Kegiatan tersebut merupakan bagian dari sinergi TNI dalam mendukung program ketahanan pangan nasional melalui panen tiga komoditas strategis yang dilaksanakan secara serentak di berbagai wilayah Indonesia, yakni tebu oleh TNI Angkatan Udara, kedelai oleh TNI Angkatan Laut, serta padi oleh TNI Angkatan Darat.
Presiden Prabowo menegaskan keterlibatan TNI dalam mendukung sektor pangan merupakan wujud nyata pengabdian kepada rakyat. Prabowo menilai kolaborasi lintas sektor menjadi kunci dalam mengatasi berbagai tantangan yang dihadapi masyarakat sekaligus memperkuat ketahanan pangan nasional.
Baca juga: Prabowo Apresiasi Panen Raya Inisiasi TNI Serentak di 43 Titik Seluruh Indonesia
"Ini menunjukkan bahwa TNI dan Polri tidak hanya merupakan penjaga pertahanan dan keamanan negara, tapi TNI dan Polri adalah bagian yang tidak bisa dipisahkan dari rakyat Indonesia. TNI dan Polri adalah anak kandung rakyat. TNI dan Polri harus selalu bersama rakyat di tengah-tengah rakyat. Kesulitan rakyat adalah kesulitan TNI dan Polri,” ujarnya, Sabtu (18/7/2026).
Panglima TNI Jenderal Agus Subiyanto mengatakan, keterlibatan TNI dalam program ketahanan pangan nasional adalah bukti TNI hadir perkuat kemandirian pangan. Menurut Agus, TNI telah memberikan kontribusi signifikan terhadap peningkatan produksi komoditas strategis Indonesia.
"Ini merupakan bagian dari sinergi TNI dalam mendukung program ketahanan pangan nasional melalui panen tiga komoditas strategis yang dilaksanakan secara serentak di berbagai wilayah Indonesia, yakni tebu oleh TNI Angkatan Udara, kedelai oleh TNI Angkatan Laut, serta padi oleh TNI Angkatan Darat," katanya.

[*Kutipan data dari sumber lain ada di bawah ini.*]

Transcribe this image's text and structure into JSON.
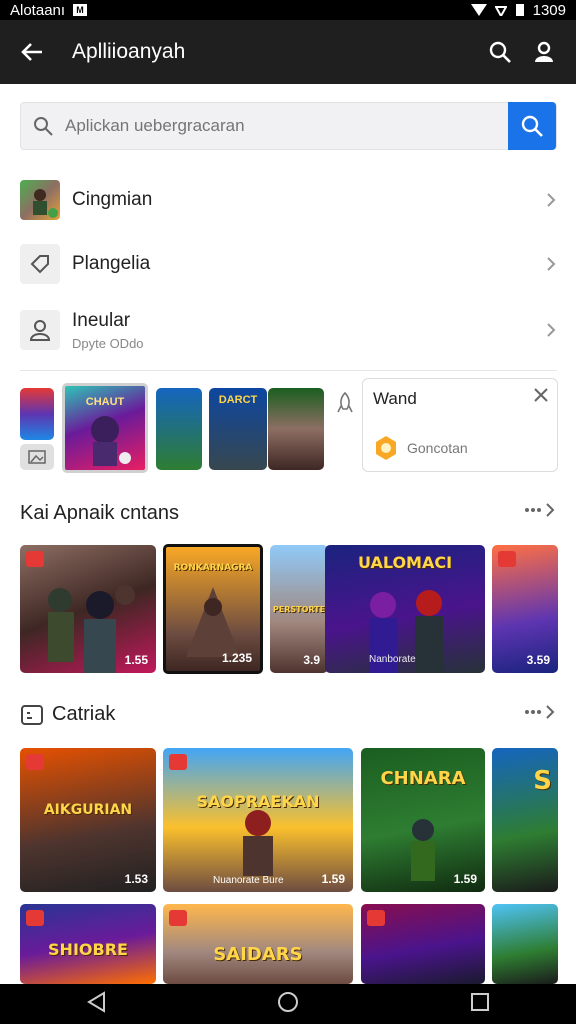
{
  "status": {
    "left_text": "Alotaanı",
    "time": "1309"
  },
  "appbar": {
    "title": "Aplliioanyah"
  },
  "search": {
    "placeholder": "Aplickan uebergracaran"
  },
  "rows": [
    {
      "label": "Cingmian"
    },
    {
      "label": "Plangelia"
    },
    {
      "label": "Ineular",
      "sub": "Dpyte ODdo"
    }
  ],
  "featured_thumbs": [
    {
      "label": "CHAUT"
    },
    {
      "label": "DARCT"
    }
  ],
  "card": {
    "title": "Wand",
    "sub": "Goncotan"
  },
  "section1": {
    "title": "Kai Apnaik cntans",
    "tiles": [
      {
        "num": "1.55"
      },
      {
        "title": "RONKARNAGRA",
        "num": "1.235"
      },
      {
        "title": "PERSTORTE",
        "num": "3.9"
      },
      {
        "title": "UALOMACI",
        "caption": "Nanborate",
        "num": ""
      },
      {
        "num": "3.59"
      }
    ]
  },
  "section2": {
    "title": "Catriak",
    "tiles": [
      {
        "title": "AIKGURIAN",
        "num": "1.53"
      },
      {
        "title": "SAOPRAEKAN",
        "caption": "Nuanorate Bure",
        "num": "1.59"
      },
      {
        "title": "CHNARA",
        "num": "1.59"
      },
      {
        "title": "S"
      }
    ]
  },
  "section3": {
    "tiles": [
      {
        "title": "SHIOBRE"
      },
      {
        "title": "SAIDARS"
      },
      {
        "title": ""
      },
      {
        "title": ""
      }
    ]
  }
}
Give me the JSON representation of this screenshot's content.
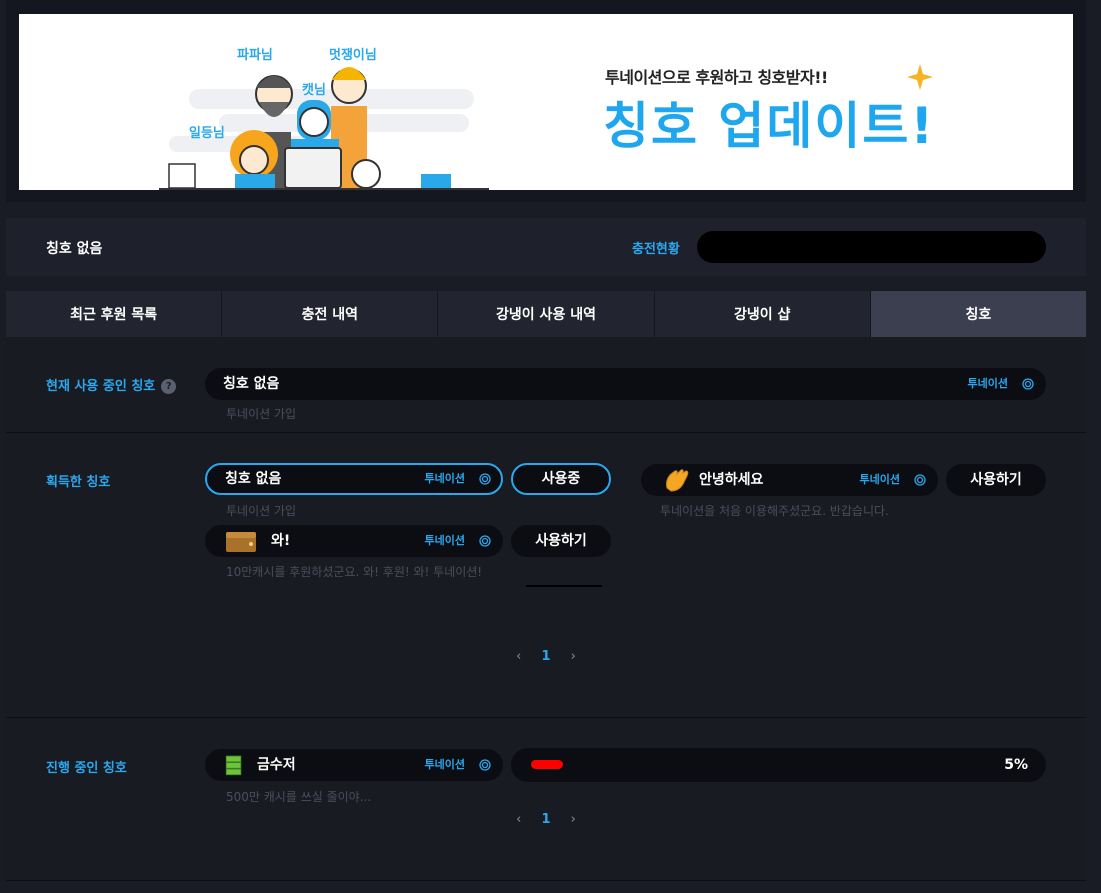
{
  "banner": {
    "subtitle": "투네이션으로 후원하고 칭호받자!!",
    "title": "칭호 업데이트!",
    "names": [
      "파파님",
      "멋쟁이님",
      "캣님",
      "일등님"
    ],
    "accent_color": "#1ea7ee"
  },
  "status": {
    "current_title": "칭호 없음",
    "charge_label": "충전현황"
  },
  "tabs": [
    {
      "label": "최근 후원 목록"
    },
    {
      "label": "충전 내역"
    },
    {
      "label": "강냉이 사용 내역"
    },
    {
      "label": "강냉이 샵"
    },
    {
      "label": "칭호"
    }
  ],
  "current": {
    "label": "현재 사용 중인 칭호",
    "help": "?",
    "title": "칭호 없음",
    "tag": "투네이션",
    "desc": "투네이션 가입"
  },
  "acquired": {
    "label": "획득한 칭호",
    "items": [
      {
        "title": "칭호 없음",
        "tag": "투네이션",
        "desc": "투네이션 가입",
        "button": "사용중"
      },
      {
        "title": "안녕하세요",
        "tag": "투네이션",
        "desc": "투네이션을 처음 이용해주셨군요. 반갑습니다.",
        "button": "사용하기"
      },
      {
        "title": "와!",
        "tag": "투네이션",
        "desc": "10만캐시를 후원하셨군요. 와! 후원! 와! 투네이션!",
        "button": "사용하기"
      }
    ],
    "pager": {
      "prev": "‹",
      "page": "1",
      "next": "›"
    }
  },
  "progress": {
    "label": "진행 중인 칭호",
    "title": "금수저",
    "tag": "투네이션",
    "desc": "500만 캐시를 쓰실 줄이야...",
    "percent": 5,
    "percent_label": "5%",
    "bar_color": "#ff0000",
    "pager": {
      "prev": "‹",
      "page": "1",
      "next": "›"
    }
  }
}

Lihat video: Presiden Prabowo Minta Program MBG Dievaluasi Ketat dan Bebas Penyimpangan
Agus menjelaskan, melalui pembagian tugas pada tiga matra, TNI mendampingi petani dalam pengembangan komoditas tebu, kedelai, dan padi di berbagai wilayah. "TNI Angkatan Udara mendapat tugas mendampingi pengembangan komoditas tebu, TNI Angkatan Laut fokus pada kedelai, sedangkan TNI Angkatan Darat bertanggung jawab mendampingi produksi padi," ujarnya.
Menurut Agus, pendampingan TNI Angkatan Udara dilakukan bersama Sinergi Gula Nusantara (SGN), perusahaan swasta, dan asosiasi petani tebu. Pada musim panen 2026, pendampingan dilakukan di lahan seluas 236.048 hektare dengan potensi produksi mencapai 18,386 juta ton tebu. Jumlah tersebut diperkirakan menghasilkan sekitar 1,36 juta ton gula, atau berkontribusi sebesar 45,05% terhadap target produksi gula nasional 2026.
"Pada sektor tebu, TNI Angkatan Udara bersama Sinergi Gula Nusantara, swasta, dan asosiasi petani mendampingi lahan seluas 236.048 hektare dengan potensi produksi 18,386 juta ton tebu atau setara 1,36 juta ton gula," ujar Agus.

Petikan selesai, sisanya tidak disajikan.